I'm trying to aggregate a bunch of CSV files into one and output it to S3 in ORC format using an ETL job in AWS Glue. My aggregated CSV looks like this:
header1,header2,header3
foo1,foo2,foo3
bar1,bar2,bar3
I have a string representation of the aggregated CSV called aggregated_csv has content header1,header2,header3\nfoo1,foo2,foo3\nbar1,bar2,bar3.

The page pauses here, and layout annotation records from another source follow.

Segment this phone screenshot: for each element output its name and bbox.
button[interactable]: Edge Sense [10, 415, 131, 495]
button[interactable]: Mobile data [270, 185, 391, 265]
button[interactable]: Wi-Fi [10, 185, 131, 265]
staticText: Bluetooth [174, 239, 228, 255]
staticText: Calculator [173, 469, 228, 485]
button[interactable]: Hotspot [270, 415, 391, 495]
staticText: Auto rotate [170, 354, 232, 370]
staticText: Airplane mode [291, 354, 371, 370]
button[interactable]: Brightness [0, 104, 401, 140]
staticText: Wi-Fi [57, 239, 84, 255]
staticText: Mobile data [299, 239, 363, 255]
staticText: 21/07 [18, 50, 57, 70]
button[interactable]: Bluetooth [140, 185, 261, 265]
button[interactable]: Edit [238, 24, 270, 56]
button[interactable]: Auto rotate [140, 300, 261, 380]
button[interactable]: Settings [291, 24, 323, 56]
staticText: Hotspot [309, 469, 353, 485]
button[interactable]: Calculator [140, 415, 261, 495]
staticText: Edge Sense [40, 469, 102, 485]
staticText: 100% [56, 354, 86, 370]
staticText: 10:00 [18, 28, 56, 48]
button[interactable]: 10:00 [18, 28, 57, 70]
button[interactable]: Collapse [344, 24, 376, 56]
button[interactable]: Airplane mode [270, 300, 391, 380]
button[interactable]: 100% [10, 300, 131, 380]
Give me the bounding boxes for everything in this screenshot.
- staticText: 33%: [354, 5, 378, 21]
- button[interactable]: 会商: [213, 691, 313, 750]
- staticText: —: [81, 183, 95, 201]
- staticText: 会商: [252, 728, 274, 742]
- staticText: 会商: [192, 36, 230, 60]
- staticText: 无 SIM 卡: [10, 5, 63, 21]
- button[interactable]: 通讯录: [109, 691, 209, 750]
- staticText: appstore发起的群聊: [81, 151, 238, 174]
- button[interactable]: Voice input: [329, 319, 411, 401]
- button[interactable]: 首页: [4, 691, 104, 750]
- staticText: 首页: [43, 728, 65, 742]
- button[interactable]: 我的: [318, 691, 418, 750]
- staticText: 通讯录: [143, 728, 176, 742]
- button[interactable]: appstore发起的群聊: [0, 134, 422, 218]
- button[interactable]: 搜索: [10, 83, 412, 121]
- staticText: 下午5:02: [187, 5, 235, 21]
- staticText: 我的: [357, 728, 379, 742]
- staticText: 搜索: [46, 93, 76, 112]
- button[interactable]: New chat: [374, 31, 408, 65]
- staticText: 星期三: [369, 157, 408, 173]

I've read that pyspark has a straightforward way to convert CSV files into DataFrames (which I need so that I can leverage Glue's ability to easily output in ORC). Here is a snippet of what I've tried:
def f(glueContext, aggregated_csv, schema):
with open('somefile', 'a+') as agg_file:
agg_file.write(aggregated_csv)
#agg_file.seek(0)
df = glueContext.read.csv(agg_file, schema=schema, header="true")
df.show()
I've tried it both with and without seek. When I don't call seek(), the job completes successfully but df.show() doesn't display any data other than the headers. When I do call seek(), I get the following exception:
pyspark.sql.utils.AnalysisException: u'Path does not exist: hdfs://ip-172-31-48-255.us-west-2.compute.internal:8020/user/root/header1,header2,header3\n;'
Since seek seems to change the behavior and since the headers in my csv are part of the exception string, I'm assuming that the problem is somehow related to where the file cursor is when I pass the file to glueContext.read.csv() but I'm not sure how to resolve it. If I uncomment the seek(0) call and add an agg_file.read() command, I can see the entire contents of the file as expected. What do I need to change so that I'm able to successfully read a csv file that I've just written into a spark dataframe?